Tuesday, September 18, 2012

Mito Awareness-Day 3

Another big energy user is the brain. You brain needs a lot of energy to function. Lots of mito kids have seizures because their brain isn't getting enough energy. This is not the case for Asa. We are constatly told that he is at greater risk for seizures and he's had a few EEG studies but he doesn't have seizures right now, and may never.

He does however have other signs that his brain is affected. He has many "autistic features". He startles easily and has an overreaction to loud or sudden noises. He doesn't like certain textures, like soft or cuddlely. He seeks out rough or hard surfaces, like sandpaper or concrete. He has a hard time playing with someone and mostly plays alone or he interacts with others to get what he needs. He likes to watch things spin or open and close. Instead of playing with toy cars, he likes to just spin the wheels. He does however like to be held and hug and interact with us. A lot of kids with autism can't do that so we are grateful for every smile, laugh and hug we get.
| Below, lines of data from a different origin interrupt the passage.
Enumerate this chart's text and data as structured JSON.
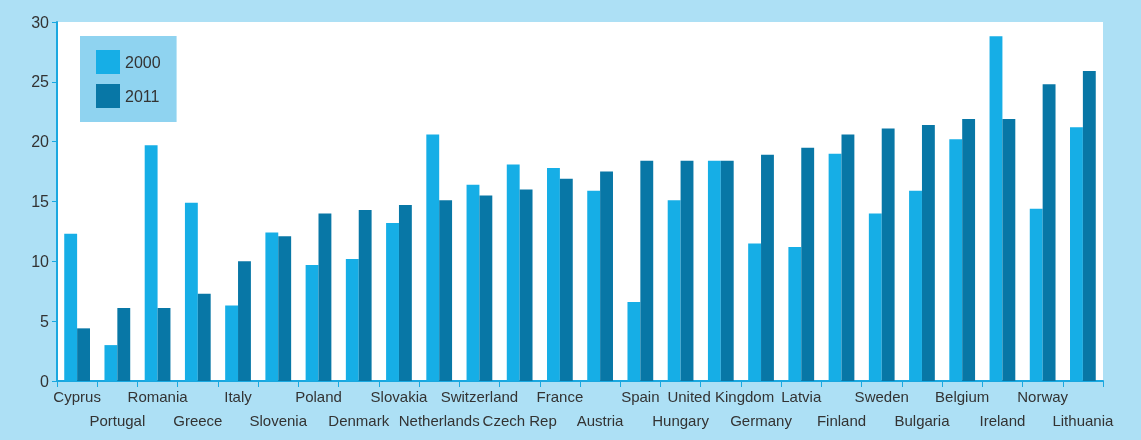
{
  "chart_data": {
    "type": "bar",
    "categories": [
      "Cyprus",
      "Portugal",
      "Romania",
      "Greece",
      "Italy",
      "Slovenia",
      "Poland",
      "Denmark",
      "Slovakia",
      "Netherlands",
      "Switzerland",
      "Czech Rep",
      "France",
      "Austria",
      "Spain",
      "Hungary",
      "United Kingdom",
      "Germany",
      "Latvia",
      "Finland",
      "Sweden",
      "Bulgaria",
      "Belgium",
      "Ireland",
      "Norway",
      "Lithuania"
    ],
    "series": [
      {
        "name": "2000",
        "color": "#16aee6",
        "values": [
          12.3,
          3.0,
          19.7,
          14.9,
          6.3,
          12.4,
          9.7,
          10.2,
          13.2,
          20.6,
          16.4,
          18.1,
          17.8,
          15.9,
          6.6,
          15.1,
          18.4,
          11.5,
          11.2,
          19.0,
          14.0,
          15.9,
          20.2,
          28.8,
          14.4,
          21.2
        ]
      },
      {
        "name": "2011",
        "color": "#0877a6",
        "values": [
          4.4,
          6.1,
          6.1,
          7.3,
          10.0,
          12.1,
          14.0,
          14.3,
          14.7,
          15.1,
          15.5,
          16.0,
          16.9,
          17.5,
          18.4,
          18.4,
          18.4,
          18.9,
          19.5,
          20.6,
          21.1,
          21.4,
          21.9,
          21.9,
          24.8,
          25.9
        ]
      }
    ],
    "ylim": [
      0,
      30
    ],
    "yticks": [
      0,
      5,
      10,
      15,
      20,
      25,
      30
    ],
    "grid": false,
    "legend": "top left"
  }
}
Asa also doesn't talk. At all. He vocalizes and grunts. He squeals, laughs and screams. There is sound but it isn't our language. He does tend to use the same sounds over and over but they mean something different each time he uses it. The doctors told us last week that the lack of speech was because his brain was affected. He does understand a ton of what we say so when he gets a way to communitcate I'm scared of what he might tell!
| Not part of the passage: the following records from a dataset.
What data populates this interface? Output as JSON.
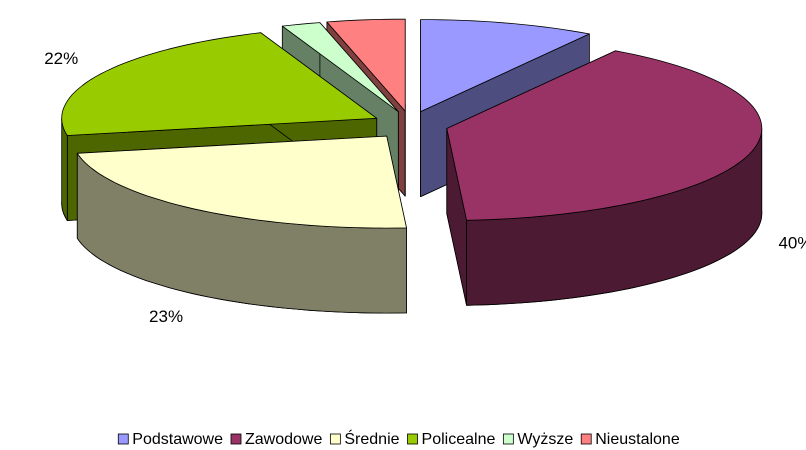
{
  "chart_data": {
    "type": "pie3d",
    "categories": [
      "Podstawowe",
      "Zawodowe",
      "Średnie",
      "Policealne",
      "Wyższe",
      "Nieustalone"
    ],
    "values": [
      9,
      40,
      23,
      22,
      2,
      4
    ],
    "value_labels": [
      "9%",
      "40%",
      "23%",
      "22%",
      "2%",
      "4%"
    ],
    "colors": [
      "#9999ff",
      "#993366",
      "#ffffcc",
      "#99cc00",
      "#ccffcc",
      "#ff8080"
    ],
    "legend": "bottom"
  }
}
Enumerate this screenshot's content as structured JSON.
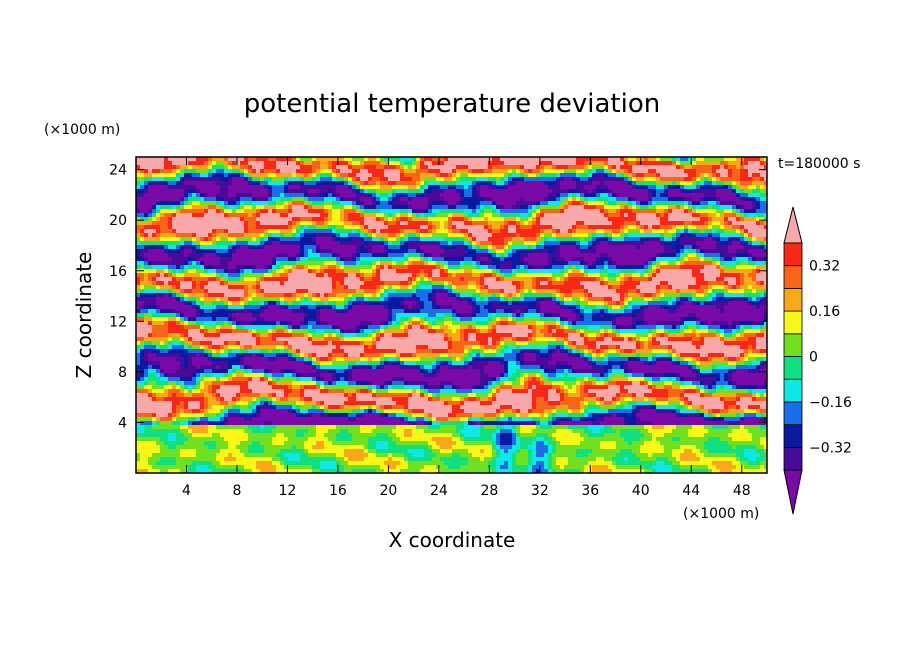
{
  "chart_data": {
    "type": "heatmap",
    "title": "potential temperature deviation",
    "time_label": "t=180000 s",
    "xlabel": "X coordinate",
    "ylabel": "Z coordinate",
    "x_unit": "(×1000 m)",
    "y_unit": "(×1000 m)",
    "xlim": [
      0,
      50
    ],
    "ylim": [
      0,
      25
    ],
    "x_ticks": [
      "4",
      "8",
      "12",
      "16",
      "20",
      "24",
      "28",
      "32",
      "36",
      "40",
      "44",
      "48"
    ],
    "y_ticks": [
      "4",
      "8",
      "12",
      "16",
      "20",
      "24"
    ],
    "colorbar": {
      "levels": [
        -0.4,
        -0.32,
        -0.24,
        -0.16,
        -0.08,
        0,
        0.08,
        0.16,
        0.24,
        0.32,
        0.4
      ],
      "tick_labels": [
        "0.32",
        "0.16",
        "0",
        "−0.16",
        "−0.32"
      ],
      "tick_values": [
        0.32,
        0.16,
        0,
        -0.16,
        -0.32
      ],
      "colors": [
        "#7a0aa8",
        "#4a0a9a",
        "#0a1aa0",
        "#1a6ee8",
        "#10e8e8",
        "#10e080",
        "#70e020",
        "#f8f818",
        "#f8a818",
        "#f86418",
        "#f82818",
        "#f8a8a8"
      ]
    }
  }
}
Asa also just has general cognitive delay. He can't identify colors or letters or numbers, even by pointing that wouldn't involve speech. He does know who each family memeber is so he can retain info so i'm hopeful he can learn these other skills just at a slower pace.

Asa is also being treated for anxiety. This helped with many of his sensory issues. I hate him being on medication but there's no doubt it has contributed to many of his big changes! Before the meds, he couldn't go to new places or meet new people. He was so afraid of everything around him that he wouldn't even try to use a walker, much less walk on his own.

Asa's brain also has a hard time regulating some of the "natural" things that our bodies do all day. He is heat intolerant. He gets too hot very fast and then doesn't cool down as fast as we do. This really takes a toll on his body when it happens.

Make no mistake though, you may see "delay" or "struggle" or "can't do" a lot in these post but Asa is a blessing and a joy! Watching him discover something for the first time is amazing. And we get to see him do this daily in one way or another!

Tomorrow, we'll tackle GI issues!

1 comment:

Debbie said...

Hi....Asa is a rock star, He seems to achieve so much in spite of this disease that robs.
Love to hear all he can achieve in spite of challenges!